17 Jan 2020
Entrepreneurs’ Relief (ER) was introduced in 2008 as the successor to Business Asset Taper Relief. Essentially, it’s a tax break designed to encourage entrepreneurs to invest in and boost the small business market.
ER is the relief available that reduces the Capital Gains Tax rate to 10% for those that qualify when disposing of shares in a trading company, or part or all of a trading business up to a lifetime limit of £10m.
Research by the Institute for Fiscal Studies (IFS) in October 2019 and reported by The Guardian suggested that low rates of CGT have failed to boost investment in UK businesses but have provided large tax savings for company owners. The IFS found no evidence that tax-motivated retention of profits translates into more investment in business capital; profits retained with companies are held as cash or other liquid assets. The IFS stated that Entrepreneurs’ Relief cost the government about £2.4bn a year in lost income and was not working as intended.
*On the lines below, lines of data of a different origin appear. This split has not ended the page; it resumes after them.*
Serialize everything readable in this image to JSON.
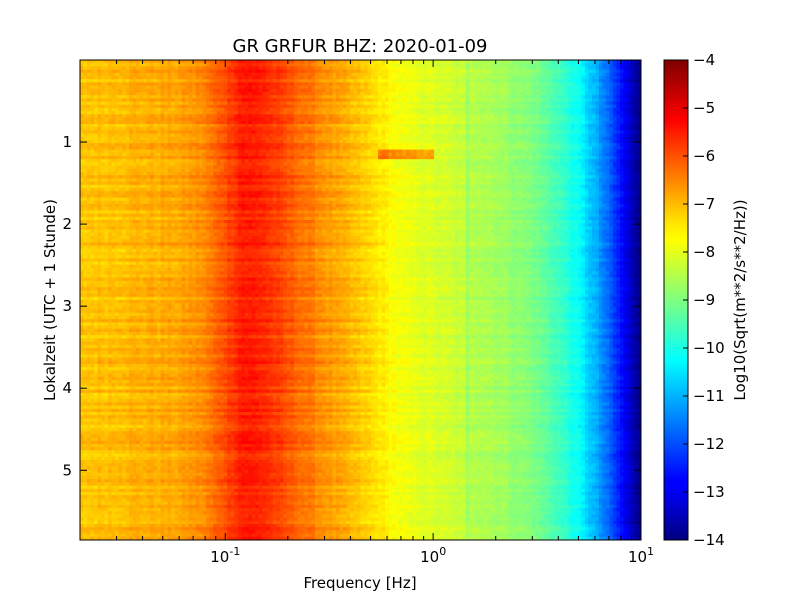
{
  "chart_data": {
    "type": "heatmap",
    "title": "GR GRFUR BHZ: 2020-01-09",
    "xlabel": "Frequency [Hz]",
    "ylabel": "Lokalzeit (UTC + 1 Stunde)",
    "colorbar_label": "Log10(Sqrt(m**2/s**2/Hz))",
    "colormap": "jet",
    "x_scale": "log",
    "xlim": [
      0.02,
      10
    ],
    "ylim": [
      5.85,
      0.0
    ],
    "y_inverted": true,
    "clim": [
      -14,
      -4
    ],
    "x_ticks": [
      {
        "value": 0.1,
        "base": "10",
        "exp": "-1"
      },
      {
        "value": 1,
        "base": "10",
        "exp": "0"
      },
      {
        "value": 10,
        "base": "10",
        "exp": "1"
      }
    ],
    "y_ticks": [
      {
        "value": 1,
        "label": "1"
      },
      {
        "value": 2,
        "label": "2"
      },
      {
        "value": 3,
        "label": "3"
      },
      {
        "value": 4,
        "label": "4"
      },
      {
        "value": 5,
        "label": "5"
      }
    ],
    "colorbar_ticks": [
      {
        "value": -4,
        "label": "−4"
      },
      {
        "value": -5,
        "label": "−5"
      },
      {
        "value": -6,
        "label": "−6"
      },
      {
        "value": -7,
        "label": "−7"
      },
      {
        "value": -8,
        "label": "−8"
      },
      {
        "value": -9,
        "label": "−9"
      },
      {
        "value": -10,
        "label": "−10"
      },
      {
        "value": -11,
        "label": "−11"
      },
      {
        "value": -12,
        "label": "−12"
      },
      {
        "value": -13,
        "label": "−13"
      },
      {
        "value": -14,
        "label": "−14"
      }
    ],
    "spectrum_profile": {
      "frequency_hz": [
        0.02,
        0.04,
        0.06,
        0.08,
        0.1,
        0.12,
        0.15,
        0.2,
        0.3,
        0.5,
        0.7,
        1.0,
        1.5,
        2.0,
        3.0,
        4.0,
        5.0,
        6.0,
        7.0,
        8.0,
        9.0,
        10.0
      ],
      "log10_psd": [
        -7.2,
        -7.0,
        -6.9,
        -6.6,
        -6.0,
        -5.5,
        -5.6,
        -6.1,
        -6.7,
        -7.4,
        -7.9,
        -8.1,
        -8.4,
        -8.6,
        -9.0,
        -9.6,
        -10.2,
        -11.0,
        -11.8,
        -12.6,
        -13.4,
        -13.9
      ]
    },
    "features": [
      {
        "type": "narrow-band line",
        "frequency_hz": 1.45
      },
      {
        "type": "transient",
        "time": 1.15,
        "frequency_range_hz": [
          0.55,
          1.0
        ]
      }
    ]
  }
}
In December 2019 The Times and the Daily Mail referenced the same research, as attention turned to March’s budget and the question of how the Conservatives will fund their recent election pledges. Their manifesto prohibits rises in income tax, National Insurance and VAT and promised to review and reform ER, one of the tax measures that in the party’s view, has ‘not fully delivered on [its] objectives’.
Several commentators interpret this 'reform' as probably meaning complete abolition, a move advocated by Former Permanent Secretary of HMRC and former Director General in HM Treasury, Sir Edward Troup, who has recently called on the Government to scrap Entrepreneurs’ Relief claiming that ER has “minimal impact on encouraging entrepreneurship in the UK”. Given Sir Edward’s former roles, there is a real possibility a policy to remove or amend ER could appear in the next budget.
It is clear that ER and other capital tax reliefs are under review, so it is vital that business owners take advice and plan accordingly.